Let's plot the clusters to see where the McDonald's centers of Singapore are :).

In [None]:
plot_clusters(dbscan_places, X_places, show_ticks=False, point_size=50, aspect=aspect)

There are different Python packages to allow for a fancier plotting of geolocations on top of actual maps. But those are "only" visualization details which are beyond this notebook. But note that good visualizations are an important part of data mining to interpret and share results.

---

## Summary

DBSCAN (Density-Based Spatial Clustering of Applications with Noise) is a density-based clustering algorithm that identifies clusters in a dataset based on the density distribution of data points. It offers several advantages that make it a popular choice for clustering tasks.
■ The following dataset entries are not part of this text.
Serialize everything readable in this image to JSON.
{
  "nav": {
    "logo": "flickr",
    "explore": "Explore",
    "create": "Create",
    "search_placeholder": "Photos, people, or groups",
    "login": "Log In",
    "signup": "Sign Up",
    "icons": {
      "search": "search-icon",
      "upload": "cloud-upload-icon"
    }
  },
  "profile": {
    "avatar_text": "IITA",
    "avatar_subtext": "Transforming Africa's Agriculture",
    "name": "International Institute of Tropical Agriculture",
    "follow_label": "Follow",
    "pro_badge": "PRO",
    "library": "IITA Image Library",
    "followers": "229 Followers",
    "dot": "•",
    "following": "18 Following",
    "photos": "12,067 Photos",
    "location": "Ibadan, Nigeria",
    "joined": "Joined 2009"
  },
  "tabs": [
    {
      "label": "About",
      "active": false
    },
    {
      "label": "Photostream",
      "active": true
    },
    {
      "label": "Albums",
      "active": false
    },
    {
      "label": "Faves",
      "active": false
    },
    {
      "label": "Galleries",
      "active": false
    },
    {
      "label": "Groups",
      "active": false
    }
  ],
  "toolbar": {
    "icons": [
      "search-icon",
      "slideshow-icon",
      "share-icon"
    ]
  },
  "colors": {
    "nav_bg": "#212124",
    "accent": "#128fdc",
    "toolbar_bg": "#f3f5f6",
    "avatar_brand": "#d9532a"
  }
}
One of the main advantages of DBSCAN is its ability to discover clusters of arbitrary shape. Unlike algorithms like k-means, which assume clusters to be spherical, DBSCAN can identify clusters of varying shapes and sizes. This makes it more suitable for real-world datasets where clusters may not conform to strict geometric assumptions.
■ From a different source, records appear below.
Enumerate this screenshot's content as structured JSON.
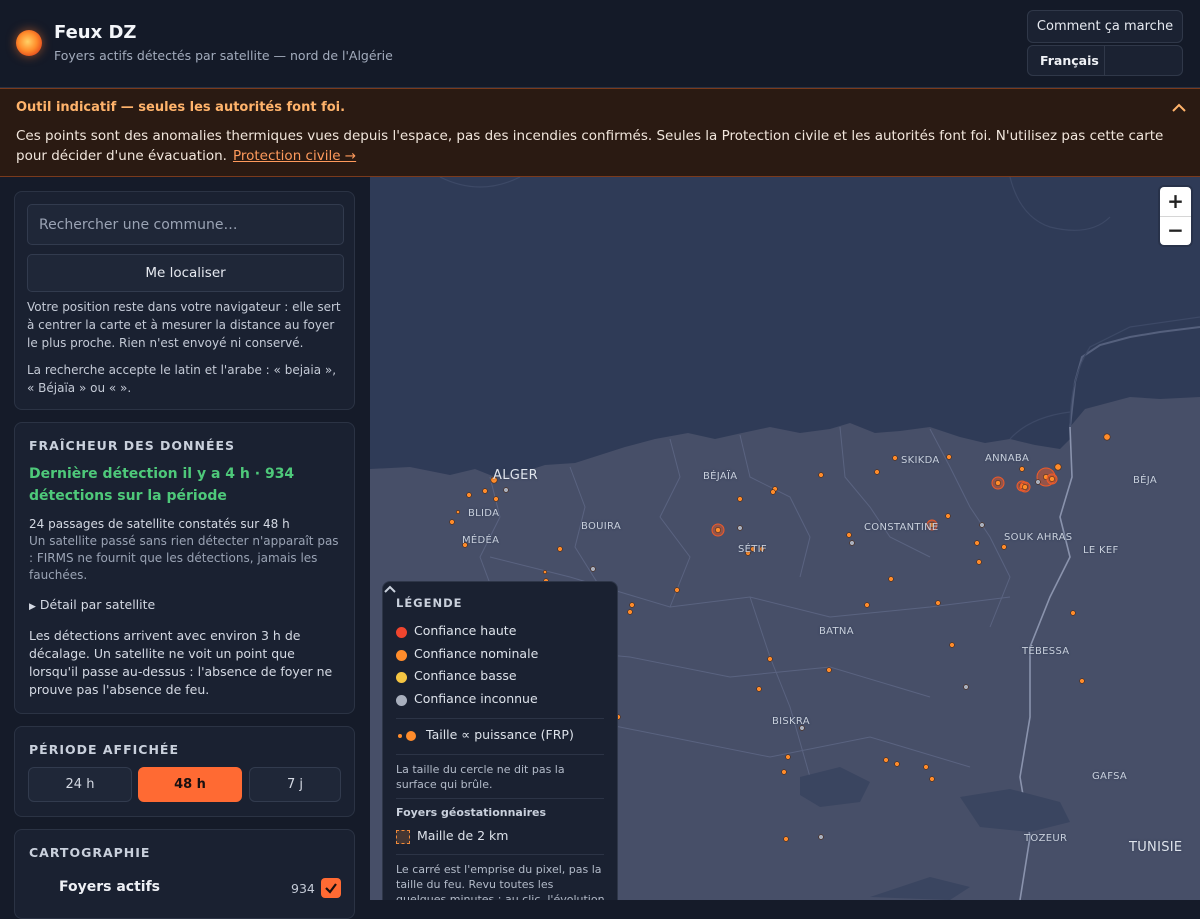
{
  "header": {
    "title": "Feux DZ",
    "subtitle": "Foyers actifs détectés par satellite — nord de l'Algérie",
    "how_label": "Comment ça marche",
    "language": "Français"
  },
  "banner": {
    "title": "Outil indicatif — seules les autorités font foi.",
    "text": "Ces points sont des anomalies thermiques vues depuis l'espace, pas des incendies confirmés. Seules la Protection civile et les autorités font foi. N'utilisez pas cette carte pour décider d'une évacuation.",
    "link": "Protection civile →"
  },
  "search": {
    "placeholder": "Rechercher une commune…",
    "locate_label": "Me localiser",
    "privacy_note": "Votre position reste dans votre navigateur : elle sert à centrer la carte et à mesurer la distance au foyer le plus proche. Rien n'est envoyé ni conservé.",
    "script_note": "La recherche accepte le latin et l'arabe : « bejaia », « Béjaïa » ou «             »."
  },
  "freshness": {
    "title": "FRAÎCHEUR DES DONNÉES",
    "last_detection": "Dernière détection il y a 4 h · 934 détections sur la période",
    "passes": "24 passages de satellite constatés sur 48 h",
    "passes_note": "Un satellite passé sans rien détecter n'apparaît pas : FIRMS ne fournit que les détections, jamais les fauchées.",
    "details_label": "Détail par satellite",
    "delay_note": "Les détections arrivent avec environ 3 h de décalage. Un satellite ne voit un point que lorsqu'il passe au-dessus : l'absence de foyer ne prouve pas l'absence de feu."
  },
  "period": {
    "title": "PÉRIODE AFFICHÉE",
    "options": [
      "24 h",
      "48 h",
      "7 j"
    ],
    "selected": "48 h"
  },
  "cartography": {
    "title": "CARTOGRAPHIE",
    "layer_label": "Foyers actifs",
    "layer_count": "934",
    "layer_checked": true
  },
  "map": {
    "zoom_in": "+",
    "zoom_out": "−",
    "places": {
      "alger": "ALGER",
      "blida": "BLIDA",
      "medea": "MÉDÉA",
      "bejaia": "BÉJAÏA",
      "bouira": "BOUIRA",
      "setif": "SÉTIF",
      "skikda": "SKIKDA",
      "annaba": "ANNABA",
      "constantine": "CONSTANTINE",
      "souk_ahras": "SOUK AHRAS",
      "beja": "BÉJA",
      "le_kef": "LE KEF",
      "batna": "BATNA",
      "tebessa": "TÉBESSA",
      "biskra": "BISKRA",
      "gafsa": "GAFSA",
      "tozeur": "TOZEUR",
      "tunisie": "TUNISIE"
    }
  },
  "legend": {
    "title": "LÉGENDE",
    "items": [
      {
        "label": "Confiance haute",
        "color": "#f0452e"
      },
      {
        "label": "Confiance nominale",
        "color": "#ff8c2b"
      },
      {
        "label": "Confiance basse",
        "color": "#f5c542"
      },
      {
        "label": "Confiance inconnue",
        "color": "#a8afbd"
      }
    ],
    "size_label": "Taille ∝ puissance (FRP)",
    "size_note": "La taille du cercle ne dit pas la surface qui brûle.",
    "geo_title": "Foyers géostationnaires",
    "cell_label": "Maille de 2 km",
    "cell_note": "Le carré est l'emprise du pixel, pas la taille du feu. Revu toutes les quelques minutes ; au clic, l'évolution de la"
  }
}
Another advantage is its robustness to outliers and noise. DBSCAN can effectively handle noise points and classify them as outliers, as they do not belong to any cluster. This is particularly useful in scenarios where the dataset may contain incomplete or noisy data.

Furthermore, DBSCAN does not require the number of clusters to be predefined. It automatically determines the number of clusters based on the density of the data points. This flexibility makes it suitable for datasets where the number of clusters is unknown or may vary.

Despite its advantages, DBSCAN does have some limitations. It requires the appropriate choice of parameters, such as the radius (eps) and the minimum number of points (min_samples) for a point to be considered a core point. Choosing these parameters can be challenging and may impact the clustering results. Additionally, DBSCAN may struggle with datasets of varying densities, as it assumes a uniform density across clusters. If the density varies significantly, it may result in uneven cluster sizes or failure to identify smaller clusters.

In summary, DBSCAN is a powerful clustering algorithm that can discover clusters of arbitrary shape, handle outliers, and automatically determine the number of clusters. It is particularly useful for real-world datasets and offers more flexibility compared to traditional clustering algorithms. However, it requires careful parameter selection and may struggle with datasets of varying densities.